Acara silaturahmi Fokorpimda yang berlangsung di Ruang Rapat Utama Gubernur tersebut turut dihadiri para pejabat eselon II di lingkungan Pemerintah Provinsi Lampung. Pada acara tersebut , salah seorang Satuan Polisi Pamong Praja yang berjaga di depan ruang rapat utama gubernur. "Maaf, ini (acara pertemuan) tertutup buat media. Nanti ada konferensi persnya kok. Nanti dikabari sama protokol gubernur," ujar Satpol PP yang enggan menyebutkan namanya sambil memegangi handle pintu.

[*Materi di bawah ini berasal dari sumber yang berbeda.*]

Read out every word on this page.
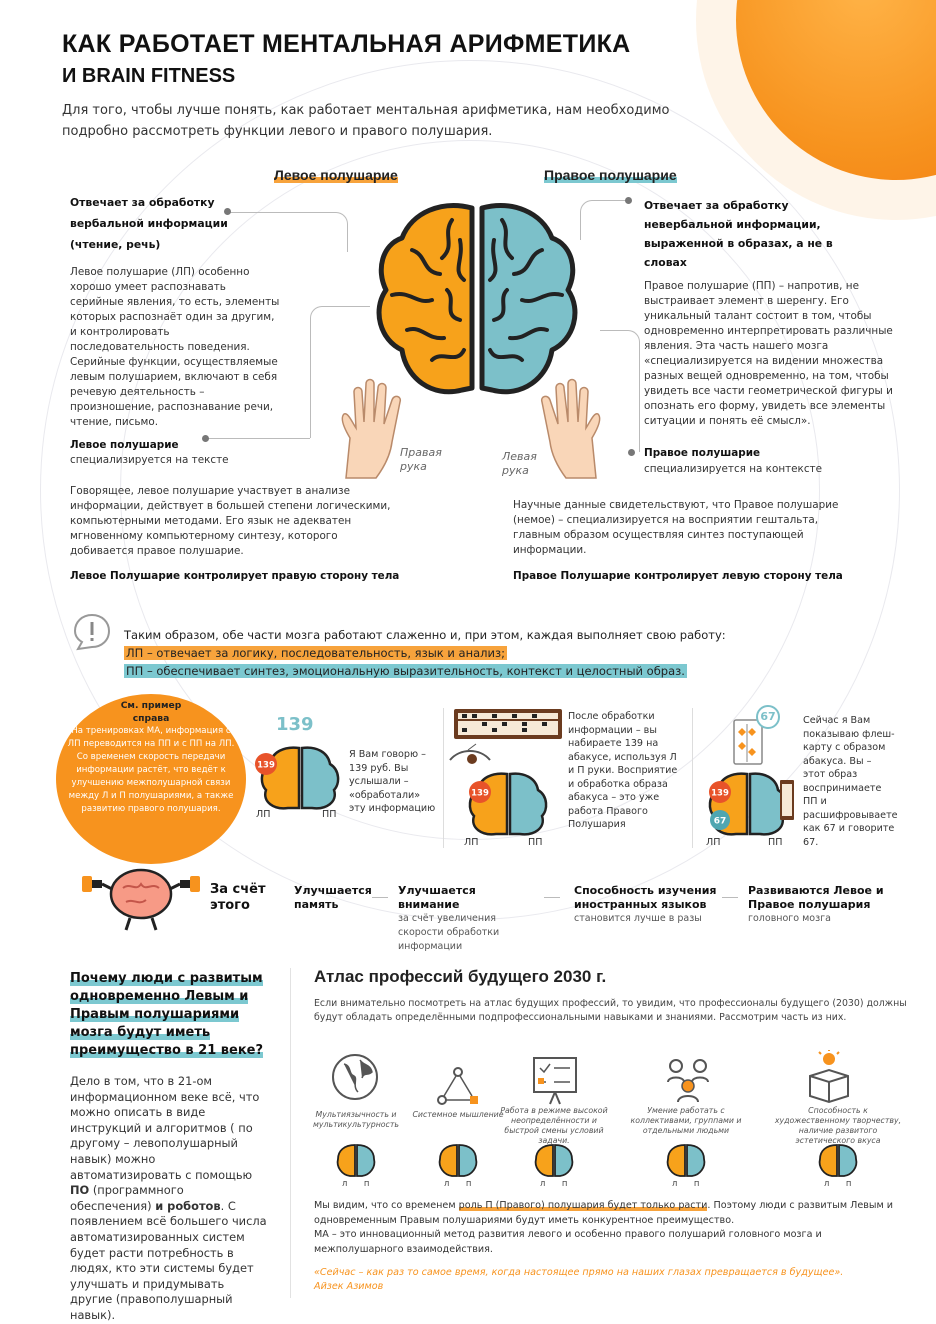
КАК РАБОТАЕТ МЕНТАЛЬНАЯ АРИФМЕТИКА
И BRAIN FITNESS
Для того, чтобы лучше понять, как работает ментальная арифметика, нам необходимо подробно рассмотреть функции левого и правого полушария.
Левое полушарие	Правое полушарие
Правая рука
Левая рука
Отвечает за обработку вербальной информации (чтение, речь)
Левое полушарие (ЛП) особенно хорошо умеет распознавать серийные явления, то есть, элементы которых распознаёт один за другим, и контролировать последовательность поведения. Серийные функции, осуществляемые левым полушарием, включают в себя речевую деятельность – произношение, распознавание речи, чтение, письмо.
Левое полушарие
специализируется на тексте
Говорящее, левое полушарие участвует в анализе информации, действует в большей степени логическими, компьютерными методами. Его язык не адекватен мгновенному компьютерному синтезу, которого добивается правое полушарие.
Левое Полушарие контролирует правую сторону тела
Отвечает за обработку невербальной информации, выраженной в образах, а не в словах
Правое полушарие (ПП) – напротив, не выстраивает элемент в шеренгу. Его уникальный талант состоит в том, чтобы одновременно интерпретировать различные явления. Эта часть нашего мозга «специализируется на видении множества разных вещей одновременно, на том, чтобы увидеть все части геометрической фигуры и опознать его форму, увидеть все элементы ситуации и понять её смысл».
Правое полушарие
специализируется на контексте
Научные данные свидетельствуют, что Правое полушарие (немое) – специализируется на восприятии гештальта, главным образом осуществляя синтез поступающей информации.
Правое Полушарие контролирует левую сторону тела
Таким образом, обе части мозга работают слаженно и, при этом, каждая выполняет свою работу:
ЛП – отвечает за логику, последовательность, язык и анализ;
ПП – обеспечивает синтез, эмоциональную выразительность, контекст и целостный образ.
См. пример справа
На тренировках МА, информация с ЛП переводится на ПП и с ПП на ЛП. Со временем скорость передачи информации растёт, что ведёт к улучшению межполушарной связи между Л и П полушариями, а также развитию правого полушария.
139
139
ЛП	ПП
Я Вам говорю – 139 руб. Вы услышали – «обработали» эту информацию
139
ЛП	ПП
После обработки информации – вы набираете 139 на абакусе, используя Л и П руки. Восприятие и обработка образа абакуса – это уже работа Правого Полушария
67
139
67
ЛП	ПП
Сейчас я Вам показываю флеш-карту с образом абакуса. Вы – этот образ воспринимаете ПП и расшифровываете как 67 и говорите 67.
За счёт этого
Улучшается память
Улучшается внимание
за счёт увеличения скорости обработки информации
Способность изучения иностранных языков
становится лучше в разы
Развиваются Левое и Правое полушария
головного мозга
Почему люди с развитым одновременно Левым и Правым полушариями мозга будут иметь преимущество в 21 веке?
Дело в том, что в 21-ом информационном веке всё, что можно описать в виде инструкций и алгоритмов ( по другому – левополушарный навык) можно автоматизировать с помощью ПО (программного обеспечения) и роботов. С появлением всё большего числа автоматизированных систем будет расти потребность в людях, кто эти системы будет улучшать и придумывать другие (правополушарный навык).
Атлас профессий будущего 2030 г.
Если внимательно посмотреть на атлас будущих профессий, то увидим, что профессионалы будущего (2030) должны будут обладать определёнными подпрофессиональными навыками и знаниями. Рассмотрим часть из них.
Мультиязычность и мультикультурность
Системное мышление
Работа в режиме высокой неопределённости и быстрой смены условий задачи.
Умение работать с коллективами, группами и отдельными людьми
Способность к художественному творчеству, наличие развитого эстетического вкуса
Л П	Л П	Л П	Л П	Л П
Мы видим, что со временем роль П (Правого) полушария будет только расти. Поэтому люди с развитым Левым и одновременным Правым полушариями будут иметь конкурентное преимущество.
МА – это инновационный метод развития левого и особенно правого полушарий головного мозга и межполушарного взаимодействия.
«Сейчас – как раз то самое время, когда настоящее прямо на наших глазах превращается в будущее».
Айзек Азимов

Ketua Aliansi Jurnalis Independen (AJI) Kota Bandarlampung Yoso Mulyawan menyayangkan kebijakan pelarangan liputan bagi jurnalis khusus di ruang rapat utama gubernur Lampung. Menurut AJI, hal itu merupakan pelanggaran terhadap UU Pers serta UU Nomor 14 Tahun 2008 tentang Keterbukaan Informasi Publik.
Menurut Yoso kemerdekaan pers merupakan hak asasi warga negara yang mendapat jaminan sesuai UU Nomor 40 Tahun 1999 tentang Pers, pasal 4, ayat 1. Dengan jaminan sebagai hak asasi warga negara tersebut, maka pers mempunyai hak mencari, memperoleh, dan menyebarluaskan gagasan dan informasi merujuk pasal 4 ayat 3.
“Oleh karena itu pula, pers harus bebas dari segala bentuk tindakan pencegahan, pelarangan, dan penekanan dari pihak-pihak tertentu termasuk institusi maupun narasumber perorangan. Tujuan akhirnya tak lain agar hak masyarakat untuk memperoleh informasi dapat terjamin,” kata Yoso.
Menurut Yoso, pembahasan-pembahasan dalam rapat-rapat di ruang rapat utama gubernur besar kemungkinan merupakan hal penting yang patut publik ketahui sebagai hak untuk mendapatkan informasi.
“Kami meminta masyarakat, termasuk institusi pemerintah, menghormati kerja jurnalistik dalam mencari informasi yang mendapat jaminan dalam UU Pers,” ujarnya,
Dalam pasal 18 UU Pers juga terdapat ketentuan pidana jika ada pelarangan liputan bagi jurnalis. Ayat 1 pasal 18 menyebutkan, setiap orang yang secara melawan hukum dengan sengaja melakukan tindakan yang berakibat menghambat atau menghalangi pelaksanaan ketentuan pasal 4 ayat 3, bisa dipidana dengan pidana penjara paling lama dua tahun atau denda paling banyak Rp 500 juta.